JIMMY (VO): So that's how history is made. Not the kind of history in reading books or Peter Graves tells you on TV.

(The ambulance drives off.)

JIMMY (VO): I'm talking history no-one even knows about.

(JASON and SHELLY are walking, JASON takes hold of SHELLY's hand.)

JIMMY (VO): Except it happened.

(Close up of JASON's and SHELLY's clasped hands. Then we see them smiling and laughing.)

JIMMY (VO): It changed the world by not changing the world, if you follow me. And sometimes maybe not changing the world is a good thing.

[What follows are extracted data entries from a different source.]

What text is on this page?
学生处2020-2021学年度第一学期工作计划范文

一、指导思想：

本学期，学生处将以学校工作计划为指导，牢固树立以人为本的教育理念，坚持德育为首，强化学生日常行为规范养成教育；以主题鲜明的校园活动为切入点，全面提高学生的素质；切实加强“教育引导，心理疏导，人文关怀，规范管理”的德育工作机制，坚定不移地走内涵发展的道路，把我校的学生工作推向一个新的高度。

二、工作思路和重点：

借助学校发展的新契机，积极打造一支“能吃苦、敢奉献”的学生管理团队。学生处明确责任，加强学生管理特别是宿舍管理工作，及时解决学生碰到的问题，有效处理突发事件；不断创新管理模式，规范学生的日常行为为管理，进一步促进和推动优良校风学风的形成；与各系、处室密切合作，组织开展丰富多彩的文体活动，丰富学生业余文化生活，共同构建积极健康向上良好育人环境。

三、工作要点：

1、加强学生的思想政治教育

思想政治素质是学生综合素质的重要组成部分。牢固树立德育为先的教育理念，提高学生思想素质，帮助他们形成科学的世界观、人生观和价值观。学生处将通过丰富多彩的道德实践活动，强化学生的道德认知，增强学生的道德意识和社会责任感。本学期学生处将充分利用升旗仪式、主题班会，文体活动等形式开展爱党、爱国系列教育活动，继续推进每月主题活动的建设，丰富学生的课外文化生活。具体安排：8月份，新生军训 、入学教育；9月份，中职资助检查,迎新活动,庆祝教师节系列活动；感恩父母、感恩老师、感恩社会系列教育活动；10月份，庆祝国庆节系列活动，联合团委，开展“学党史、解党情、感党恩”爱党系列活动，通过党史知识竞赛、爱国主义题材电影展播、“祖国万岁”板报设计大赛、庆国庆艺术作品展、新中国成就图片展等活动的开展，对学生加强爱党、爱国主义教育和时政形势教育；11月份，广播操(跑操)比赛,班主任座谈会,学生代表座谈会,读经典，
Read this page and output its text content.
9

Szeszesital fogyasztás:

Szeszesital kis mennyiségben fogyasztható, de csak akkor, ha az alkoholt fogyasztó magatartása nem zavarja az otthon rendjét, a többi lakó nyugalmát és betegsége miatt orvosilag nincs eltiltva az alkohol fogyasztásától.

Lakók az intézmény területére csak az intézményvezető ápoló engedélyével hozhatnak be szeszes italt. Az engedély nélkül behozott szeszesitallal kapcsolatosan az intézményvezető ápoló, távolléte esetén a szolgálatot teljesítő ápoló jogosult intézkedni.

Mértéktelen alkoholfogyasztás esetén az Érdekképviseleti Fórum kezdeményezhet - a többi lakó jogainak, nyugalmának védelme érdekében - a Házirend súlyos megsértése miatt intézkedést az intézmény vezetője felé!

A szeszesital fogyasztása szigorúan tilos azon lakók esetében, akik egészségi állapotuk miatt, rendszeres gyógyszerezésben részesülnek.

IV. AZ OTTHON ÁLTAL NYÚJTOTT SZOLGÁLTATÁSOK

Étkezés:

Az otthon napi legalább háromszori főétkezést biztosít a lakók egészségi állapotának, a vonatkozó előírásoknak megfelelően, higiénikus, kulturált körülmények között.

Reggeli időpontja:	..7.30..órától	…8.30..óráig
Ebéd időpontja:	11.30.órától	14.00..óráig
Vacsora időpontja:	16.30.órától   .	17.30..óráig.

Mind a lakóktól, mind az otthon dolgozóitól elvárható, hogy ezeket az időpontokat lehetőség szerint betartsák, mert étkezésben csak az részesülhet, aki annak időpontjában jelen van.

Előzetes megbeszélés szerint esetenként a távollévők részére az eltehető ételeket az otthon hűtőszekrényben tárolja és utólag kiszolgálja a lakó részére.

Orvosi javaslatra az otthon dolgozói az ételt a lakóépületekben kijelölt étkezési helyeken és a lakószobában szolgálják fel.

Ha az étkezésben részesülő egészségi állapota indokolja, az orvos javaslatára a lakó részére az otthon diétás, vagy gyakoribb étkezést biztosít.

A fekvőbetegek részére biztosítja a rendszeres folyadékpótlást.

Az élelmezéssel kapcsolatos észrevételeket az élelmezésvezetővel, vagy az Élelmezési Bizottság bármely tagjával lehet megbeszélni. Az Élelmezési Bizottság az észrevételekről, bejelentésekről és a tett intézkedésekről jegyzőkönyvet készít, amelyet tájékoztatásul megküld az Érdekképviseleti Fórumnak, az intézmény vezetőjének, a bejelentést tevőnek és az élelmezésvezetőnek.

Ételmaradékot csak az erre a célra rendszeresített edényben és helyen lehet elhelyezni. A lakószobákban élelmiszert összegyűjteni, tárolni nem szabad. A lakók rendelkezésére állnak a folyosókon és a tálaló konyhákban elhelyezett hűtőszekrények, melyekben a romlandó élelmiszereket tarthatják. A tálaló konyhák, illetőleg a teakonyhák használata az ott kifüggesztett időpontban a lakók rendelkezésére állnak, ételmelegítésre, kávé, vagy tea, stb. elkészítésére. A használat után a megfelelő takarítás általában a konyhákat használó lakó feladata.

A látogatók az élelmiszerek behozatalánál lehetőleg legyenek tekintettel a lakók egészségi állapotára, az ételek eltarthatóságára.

(In the barn, the Gunmen are working on the car.)

JIMMY (VO): And what about that water-powered car? Obviously you don't have one in your driveway so you know it didn't wind up in Detroit, but it didn't get destroyed either.

(FROHIKE unscrews the top of a pipe and pours water into it.)

JIMMY (VO): It's still out there, waiting for a day when smart people of integrity get together ...

(Cut to outside the barn. BYERS slides open the doors.)

JIMMY (VO): ... and figure out a way to use it for the benefit of all mankind.

(FROHIKE is driving the car out.)

JIMMY (VO): Kind of like the atom bomb. It's because three heroes knew when not to act.

(FROHIKE is driving the car, grinning from ear to ear.)

JIMMY (VO): But for one shining moment, one brief afternoon, it was magical.

(Now we are looking down from a roof into the yard: FROHIKE is driving the car round in circles while LANGLY, BYERS and JIMMY follow in delight.)